METHODS: From January 2003 to June 2011 seven patients with severe hemodynamic carotid ISR (three symptomatic, four asymptomatic, mean age 76±2), were submitted to surgical operation to remove the carotid stent. The indications for CAS were primary in five cases, secondary to restenosis after carotid endarterectomy (CEA) in two patients. Standard CEA with complete removal of the stent and the entire atherosclerotic plaque was carried out easy and without technical difficulty in the five primary ISR. In the two patients of ISR in post-CEA restenosis, a common carotid to the distal internal carotid artery (ICA) bypass with polytetrafluoroethylene (PTFE) graft was carried out. Mean operation time was 88±26 min. All interventions were performed under general anesthesia with remifentanil preserved consciousness.

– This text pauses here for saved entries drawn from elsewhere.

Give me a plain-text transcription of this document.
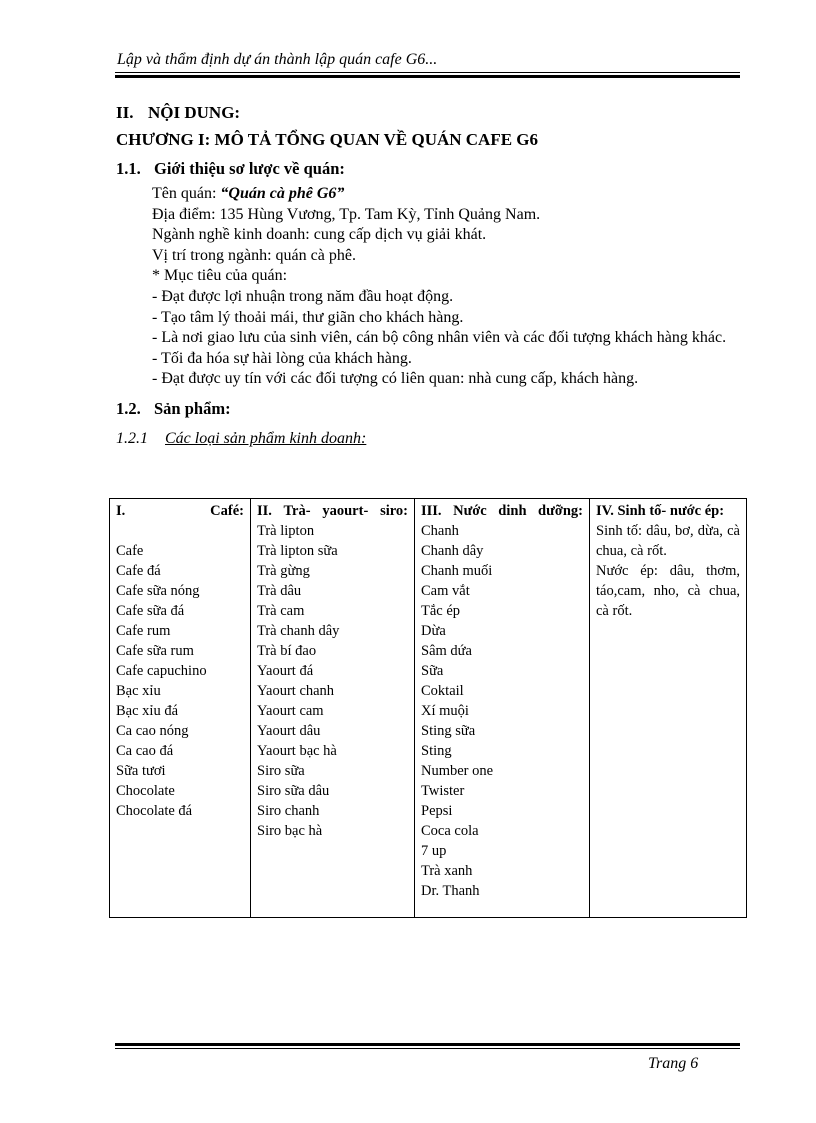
Lập và thẩm định dự án thành lập quán cafe G6...

II. NỘI DUNG:

CHƯƠNG I: MÔ TẢ TỔNG QUAN VỀ QUÁN CAFE G6

1.1. Giới thiệu sơ lược về quán:

Tên quán: “Quán cà phê G6”

Địa điểm: 135 Hùng Vương, Tp. Tam Kỳ, Tỉnh Quảng Nam.

Ngành nghề kinh doanh: cung cấp dịch vụ giải khát.

Vị trí trong ngành: quán cà phê.

* Mục tiêu của quán:

- Đạt được lợi nhuận trong năm đầu hoạt động.

- Tạo tâm lý thoải mái, thư giãn cho khách hàng.

- Là nơi giao lưu của sinh viên, cán bộ công nhân viên và các đối tượng khách hàng khác.

- Tối đa hóa sự hài lòng của khách hàng.

- Đạt được uy tín với các đối tượng có liên quan: nhà cung cấp, khách hàng.

1.2. Sản phẩm:

1.2.1 Các loại sản phẩm kinh doanh:

I.      Café:
Cafe
Cafe đá
Cafe sữa nóng
Cafe sữa đá
Cafe rum
Cafe sữa rum
Cafe capuchino
Bạc xỉu
Bạc xỉu đá
Ca cao nóng
Ca cao đá
Sữa tươi
Chocolate
Chocolate đá

II. Trà- yaourt- siro:
Trà lipton
Trà lipton sữa
Trà gừng
Trà dâu
Trà cam
Trà chanh dây
Trà bí đao
Yaourt đá
Yaourt chanh
Yaourt cam
Yaourt dâu
Yaourt bạc hà
Siro sữa
Siro sữa dâu
Siro chanh
Siro bạc hà

III. Nước dinh dưỡng:
Chanh
Chanh dây
Chanh muối
Cam vắt
Tắc ép
Dừa
Sâm dứa
Sữa
Coktail
Xí muội
Sting sữa
Sting
Number one
Twister
Pepsi
Coca cola
7 up
Trà xanh
Dr. Thanh

IV. Sinh tố- nước ép:
Sinh tố: dâu, bơ, dừa, cà chua, cà rốt.
Nước ép: dâu, thơm, táo,cam, nho, cà chua, cà rốt.
Trang 6
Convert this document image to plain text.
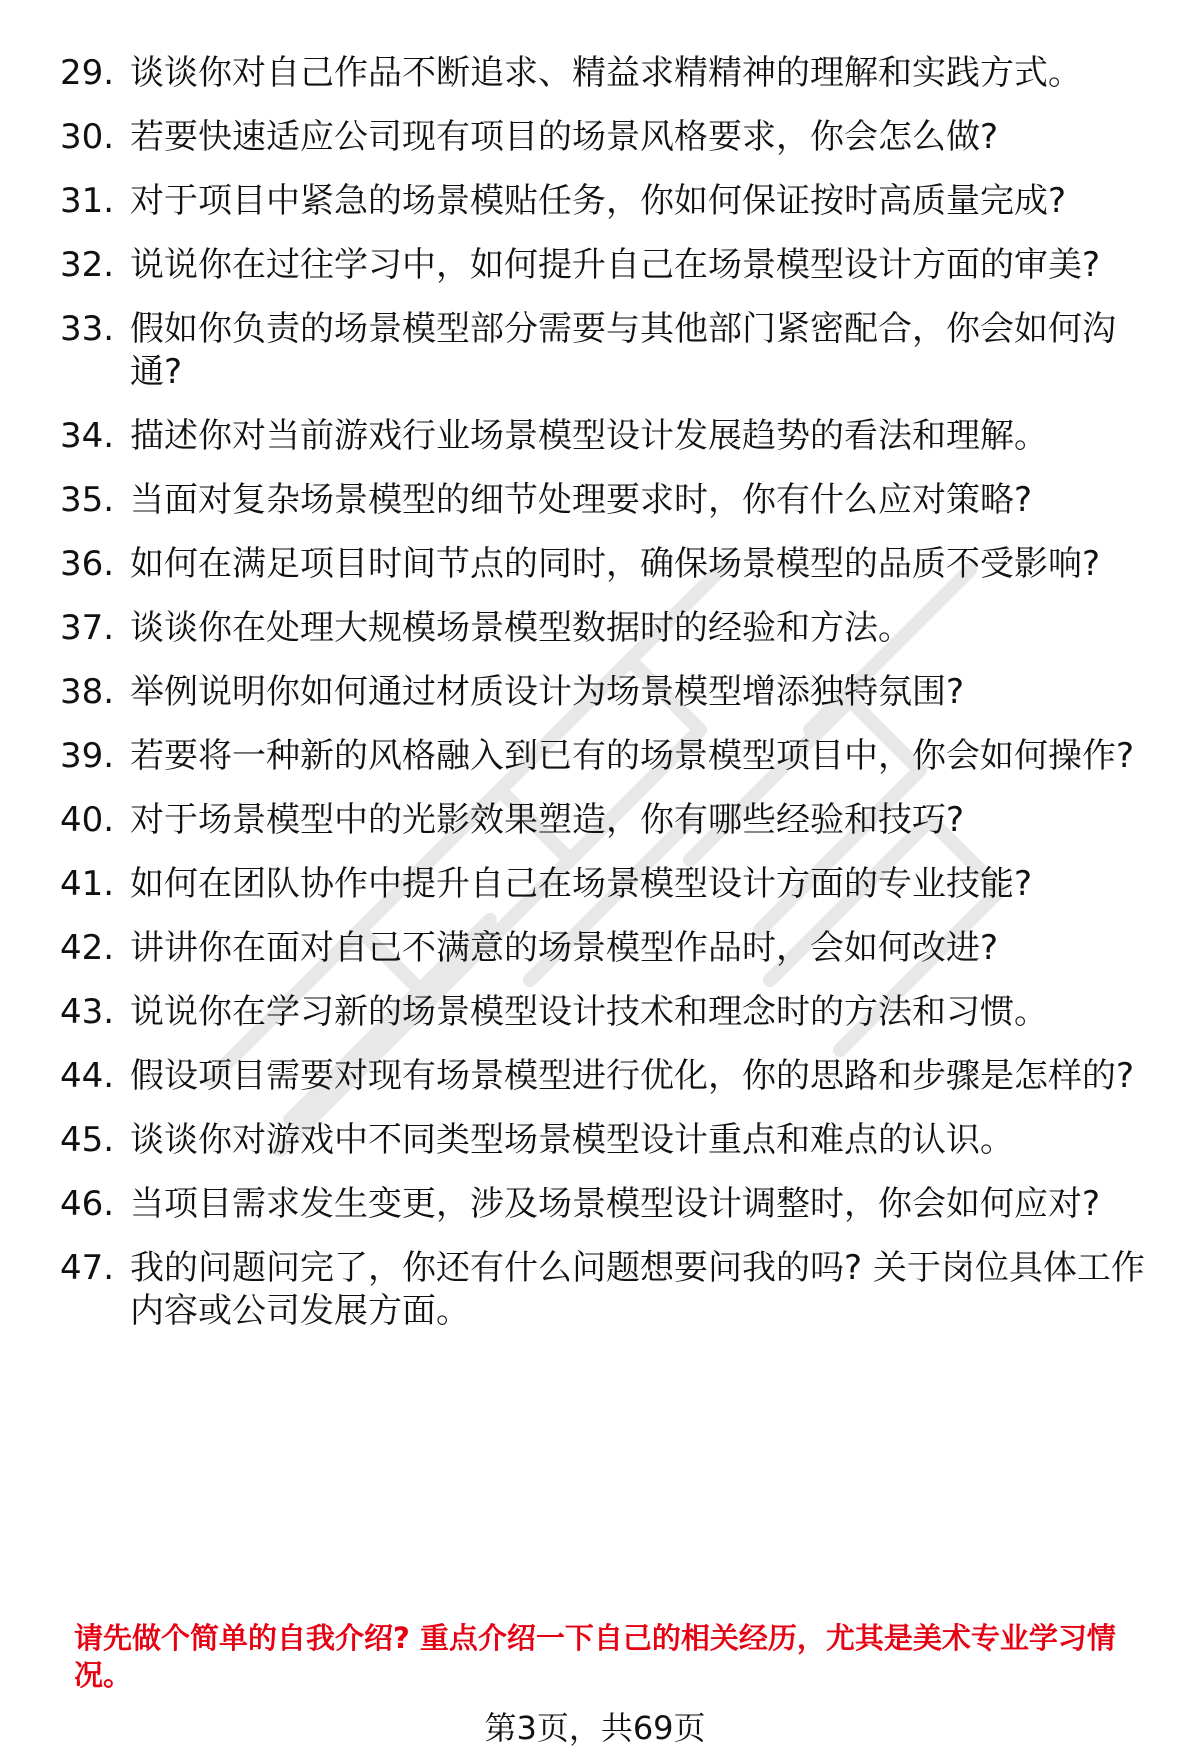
29. 谈谈你对自己作品不断追求、精益求精精神的理解和实践方式。
30. 若要快速适应公司现有项目的场景风格要求，你会怎么做?
31. 对于项目中紧急的场景模贴任务，你如何保证按时高质量完成?
32. 说说你在过往学习中，如何提升自己在场景模型设计方面的审美?
33. 假如你负责的场景模型部分需要与其他部门紧密配合，你会如何沟通?
34. 描述你对当前游戏行业场景模型设计发展趋势的看法和理解。
35. 当面对复杂场景模型的细节处理要求时，你有什么应对策略?
36. 如何在满足项目时间节点的同时，确保场景模型的品质不受影响?
37. 谈谈你在处理大规模场景模型数据时的经验和方法。
38. 举例说明你如何通过材质设计为场景模型增添独特氛围?
39. 若要将一种新的风格融入到已有的场景模型项目中，你会如何操作?
40. 对于场景模型中的光影效果塑造，你有哪些经验和技巧?
41. 如何在团队协作中提升自己在场景模型设计方面的专业技能?
42. 讲讲你在面对自己不满意的场景模型作品时，会如何改进?
43. 说说你在学习新的场景模型设计技术和理念时的方法和习惯。
44. 假设项目需要对现有场景模型进行优化，你的思路和步骤是怎样的?
45. 谈谈你对游戏中不同类型场景模型设计重点和难点的认识。
46. 当项目需求发生变更，涉及场景模型设计调整时，你会如何应对?
47. 我的问题问完了，你还有什么问题想要问我的吗? 关于岗位具体工作内容或公司发展方面。

请先做个简单的自我介绍? 重点介绍一下自己的相关经历，尤其是美术专业学习情况。

第3页，共69页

RESULTS: No death or major complications occurred. Temporary vocal cord impairment by deficit of recurrent inferior laryngeal nerve in one patient with ISR after CAS performed to treat post-CEA restenosis was observed. Intimal hyperplasia was the predominant mechanism to ISR. The mean follow-up of 18 months (range, 4 to 36 months) showed a normal patency of the surgical correction without recurrent restenosis on color-coded duplex ultrasounds (US) examinations.
CONCLUSION: The surgical management of carotid ISR appears feasible and effective leading to good long-term outcome.